On peut également prévoir que ce mandat soit transmissible en cas de décès du mandataire. Ce sont alors les héritiers du mandataire qui deviendront titulaire du mandat sauf à insérer un mandataire de substitution, choisi par le mandant lors de la signature du contrat, si le premier faisait défaut. Mais la loi autorise la nomination de plusieurs mandataires posthumes pour des administrations de biens complexes, le chef d’entreprise mandant a donc tout loisir de nommer un mandataire pour la gestion de tels biens et un autre pour la gestion de tels autres biens. Dans le cadre d’un mandat ainsi rédigé, chaque mandataire posthume connaît exactement la limite de ses pouvoirs et les biens sur lesquels il exerce seul son mandat à effet posthume.

3°) Les pouvoirs du mandataire. Toute personne physique ou morale peut être mandataire posthume, à l’exclusion du notaire chargé de la rédaction du mandat à effet posthume et du règlement de la succession.

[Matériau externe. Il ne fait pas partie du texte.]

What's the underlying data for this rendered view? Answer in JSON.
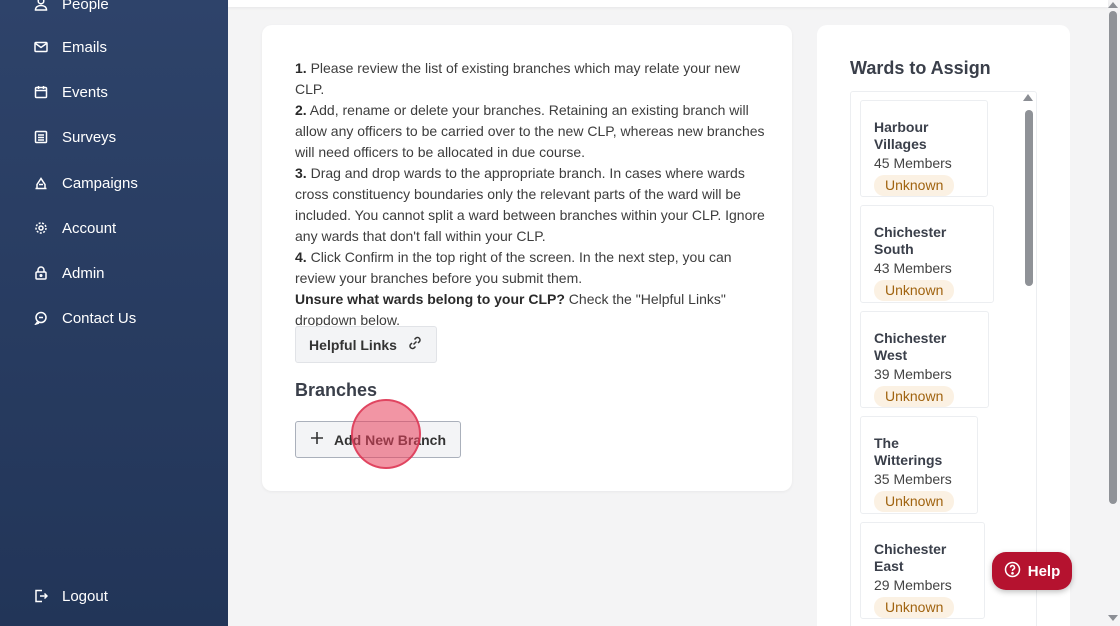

Le mandataire doit jouir de sa totale capacité civile, et ne pas être frappé d’une interdiction de gérer des biens professionnels compris dans le patrimoine successoral. Un héritier peut donc cumuler cette qualité avec celle de mandataire posthume.

Le mandataire doit rendre compte de sa gestion au fur et à mesure de sa mission et en fin de mandat. A défaut une révocation judiciaire pourra être demandée.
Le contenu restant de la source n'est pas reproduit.